Biomimetic Supramolecular Fibers Exhibit Water‐Induced Supercontraction

• Published in: Advanced materials (Weinheim) Vol. 30; no. 27; pp. e1707169 - n/a
• Main Authors: Wu, Yuchao, Shah, Darshil U., Wang, Baoyuan, Liu, Ji, Ren, Xiaohe, Ramage, Michael H., Scherman, Oren A.
• Format: Journal Article
• Language: English
• Published: Germany Wiley Subscription Services, Inc 01.07.2018
• Subjects: biomimetic; Biomimetic materials; Damping capacity; Elasticity; Humidity; Materials science; Mechanical properties; Muscles; Proteins; Scanning electron microscopy; Silk; Spiders; supercontraction; supramolecular fibers; Synthetic fibers; supramolecular fibers; supercontraction; biomimetic
• ISSN: 0935-9648; 1521-4095
• DOI: 10.1002/adma.201707169

Spider silk is a fascinating material, combining high strength and elasticity that outperforms most synthetic fibers.

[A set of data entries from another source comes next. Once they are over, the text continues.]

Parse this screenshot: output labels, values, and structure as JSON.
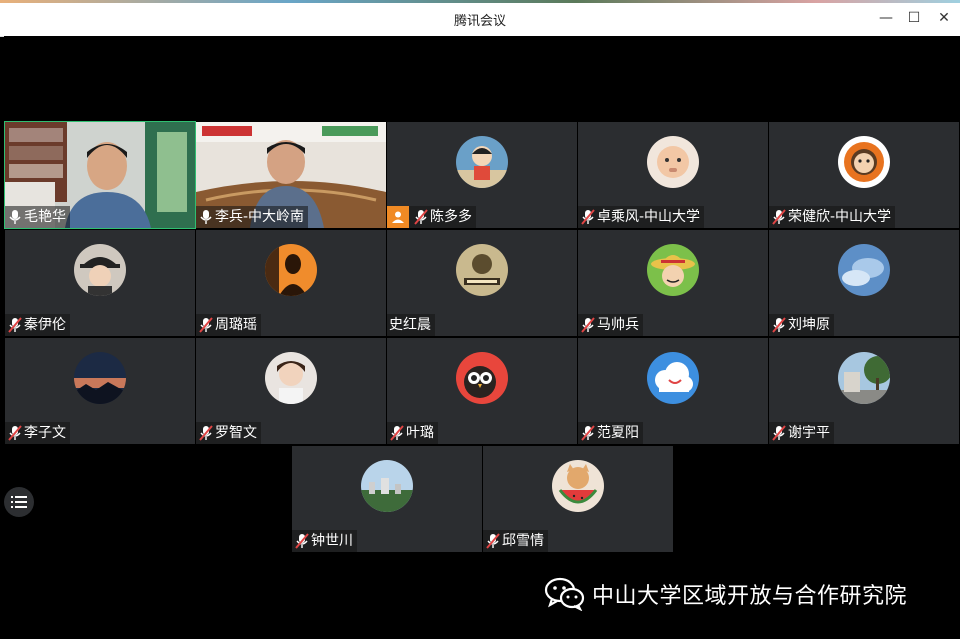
{
  "window": {
    "title": "腾讯会议",
    "minimize": "—",
    "maximize": "☐",
    "close": "✕"
  },
  "participants": [
    {
      "name": "毛艳华",
      "avatar": "video-man-office",
      "muted": false
    },
    {
      "name": "李兵-中大岭南",
      "avatar": "video-man-room",
      "muted": false
    },
    {
      "name": "陈多多",
      "avatar": "cartoon-child",
      "muted": true,
      "host": true
    },
    {
      "name": "卓乘风-中山大学",
      "avatar": "baby",
      "muted": true
    },
    {
      "name": "荣健欣-中山大学",
      "avatar": "cartoon-orange-hood",
      "muted": true
    },
    {
      "name": "秦伊伦",
      "avatar": "girl-hat",
      "muted": true
    },
    {
      "name": "周璐瑶",
      "avatar": "silhouette-warm",
      "muted": true
    },
    {
      "name": "史红晨",
      "avatar": "text-icon",
      "muted": false
    },
    {
      "name": "马帅兵",
      "avatar": "straw-hat-cartoon",
      "muted": true
    },
    {
      "name": "刘坤原",
      "avatar": "blue-sky",
      "muted": true
    },
    {
      "name": "李子文",
      "avatar": "sunset",
      "muted": true
    },
    {
      "name": "罗智文",
      "avatar": "girl-smile",
      "muted": true
    },
    {
      "name": "叶璐",
      "avatar": "cartoon-owl",
      "muted": true
    },
    {
      "name": "范夏阳",
      "avatar": "cloud-face",
      "muted": true
    },
    {
      "name": "谢宇平",
      "avatar": "street-trees",
      "muted": true
    },
    {
      "name": "钟世川",
      "avatar": "city-view",
      "muted": true
    },
    {
      "name": "邱雪情",
      "avatar": "cat-watermelon",
      "muted": true
    }
  ],
  "watermark": {
    "text": "中山大学区域开放与合作研究院",
    "icon": "wechat-icon"
  },
  "colors": {
    "tile_bg": "#2b2d30",
    "active_border": "#2fbf71",
    "host_badge": "#f08a24",
    "mic_muted": "#e04545"
  }
}
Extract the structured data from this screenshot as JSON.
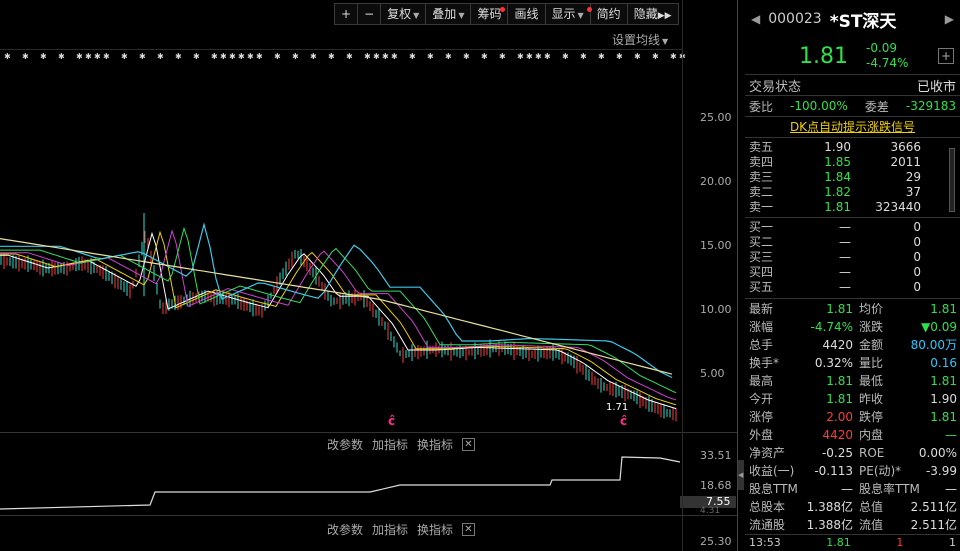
{
  "toolbar": {
    "plus": "+",
    "minus": "−",
    "fuquan": "复权",
    "diejia": "叠加",
    "chouma": "筹码",
    "huaxian": "画线",
    "xianshi": "显示",
    "jianyue": "简约",
    "yincang": "隐藏"
  },
  "chart_labels": {
    "setting": "设置均线",
    "y_ticks": [
      "25.00",
      "20.00",
      "15.00",
      "10.00",
      "5.00"
    ],
    "sub1_y": [
      "33.51",
      "18.68",
      "7.55",
      "4.31"
    ],
    "sub2_y": [
      "25.30"
    ],
    "low_tag": "1.71",
    "marker": "ĉ"
  },
  "subbar": {
    "gaicanshu": "改参数",
    "jiazhibiao": "加指标",
    "huanzhibiao": "换指标",
    "close": "✕"
  },
  "quote": {
    "code": "000023",
    "name": "*ST深天",
    "price": "1.81",
    "change": "-0.09",
    "pct": "-4.74%",
    "add": "+"
  },
  "status": {
    "label": "交易状态",
    "value": "已收市"
  },
  "weibi": {
    "label": "委比",
    "value": "-100.00%",
    "diff_label": "委差",
    "diff": "-329183"
  },
  "dk_link": "DK点自动提示涨跌信号",
  "sell": [
    {
      "name": "卖五",
      "price": "1.90",
      "vol": "3666"
    },
    {
      "name": "卖四",
      "price": "1.85",
      "vol": "2011"
    },
    {
      "name": "卖三",
      "price": "1.84",
      "vol": "29"
    },
    {
      "name": "卖二",
      "price": "1.82",
      "vol": "37"
    },
    {
      "name": "卖一",
      "price": "1.81",
      "vol": "323440"
    }
  ],
  "buy": [
    {
      "name": "买一",
      "price": "—",
      "vol": "0"
    },
    {
      "name": "买二",
      "price": "—",
      "vol": "0"
    },
    {
      "name": "买三",
      "price": "—",
      "vol": "0"
    },
    {
      "name": "买四",
      "price": "—",
      "vol": "0"
    },
    {
      "name": "买五",
      "price": "—",
      "vol": "0"
    }
  ],
  "stats": [
    [
      "最新",
      "1.81",
      "均价",
      "1.81"
    ],
    [
      "涨幅",
      "-4.74%",
      "涨跌",
      "▼0.09"
    ],
    [
      "总手",
      "4420",
      "金额",
      "80.00万"
    ],
    [
      "换手*",
      "0.32%",
      "量比",
      "0.16"
    ],
    [
      "最高",
      "1.81",
      "最低",
      "1.81"
    ],
    [
      "今开",
      "1.81",
      "昨收",
      "1.90"
    ],
    [
      "涨停",
      "2.00",
      "跌停",
      "1.81"
    ],
    [
      "外盘",
      "4420",
      "内盘",
      "—"
    ],
    [
      "净资产",
      "-0.25",
      "ROE",
      "0.00%"
    ],
    [
      "收益(一)",
      "-0.113",
      "PE(动)*",
      "-3.99"
    ],
    [
      "股息TTM",
      "—",
      "股息率TTM",
      "—"
    ],
    [
      "总股本",
      "1.388亿",
      "总值",
      "2.511亿"
    ],
    [
      "流通股",
      "1.388亿",
      "流值",
      "2.511亿"
    ]
  ],
  "tick": {
    "time": "13:53",
    "price": "1.81",
    "vol": "1",
    "dir": "1"
  },
  "colors": {
    "up": "#ff3a3a",
    "down": "#2ee04c",
    "bg": "#000000",
    "ma_yellow": "#e8e0a0",
    "ma_cyan": "#3cc8e8"
  }
}
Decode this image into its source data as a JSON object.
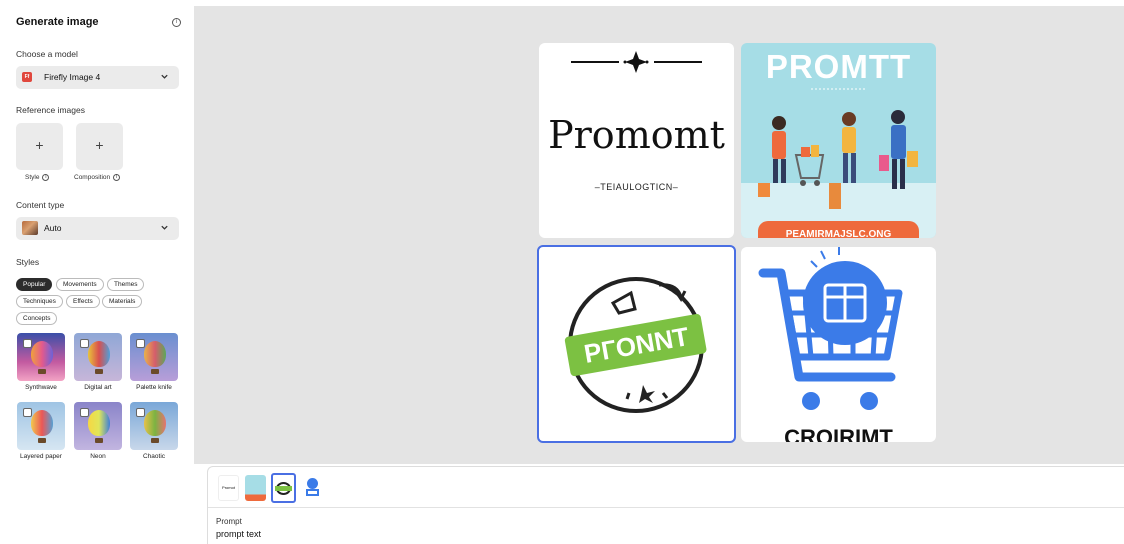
{
  "sidebar": {
    "title": "Generate image",
    "model_label": "Choose a model",
    "model_value": "Firefly Image 4",
    "model_badge": "Ff",
    "reference_label": "Reference images",
    "reference_items": [
      {
        "plus": "+",
        "caption": "Style"
      },
      {
        "plus": "+",
        "caption": "Composition"
      }
    ],
    "content_type_label": "Content type",
    "content_type_value": "Auto",
    "styles_label": "Styles",
    "style_tabs": [
      "Popular",
      "Movements",
      "Themes",
      "Techniques",
      "Effects",
      "Materials",
      "Concepts"
    ],
    "style_tiles": [
      "Synthwave",
      "Digital art",
      "Palette knife",
      "Layered paper",
      "Neon",
      "Chaotic"
    ]
  },
  "canvas": {
    "images": [
      {
        "main_text": "Promomt",
        "sub_text": "–TEIAULOGTICN–"
      },
      {
        "main_text": "PROMTT",
        "sub_text": "PEAMIRMAJSLC.ONG"
      },
      {
        "main_text": "PГONNT"
      },
      {
        "main_text": "CROIRIMT"
      }
    ]
  },
  "bottom": {
    "thumb_text": "Promot",
    "prompt_label": "Prompt",
    "prompt_value": "prompt text"
  },
  "colors": {
    "accent": "#4a6fe3",
    "canvas_bg": "#e4e4e4",
    "cart_blue": "#3b7be8",
    "stamp_green": "#7cc142",
    "banner_orange": "#ee6a3c"
  }
}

Another intriguing feature of spider silk is its ability to “supercontract,” shrinking up to 50% when exposed to water. This is likely on account of the entropy‐driven recoiling of secondary structured proteins when water penetrates the spider silk. In contrast, humidity‐driven contraction in synthetic fibers is difficult to achieve. Here, inspired by the spider silk model, a supercontractile fiber (SCF), which contracts up to 50% of its original length at high humidity, comparable to spider silk, is reported. The fiber exhibits up to 300% uptake of water by volume, confirmed via environmental scanning electron microscopy. Interestingly, the SCF exhibits tunable mechanical properties by varying humidity, which is reflected by the prolonged failure strain and the reversible damping capacity. This smart supramolecular fiber material provides a new opportunity of fabricating biomimetic muscle for diverse applications. A spider‐silk‐inspired supramolecular fiber, spun from a hydrogel (98 wt% water) at room‐temperature, is reported, which exhibits water‐induced supercontraction of up to 50%, tunability in mechanical properties with humidity, and high damping capacity of 75%.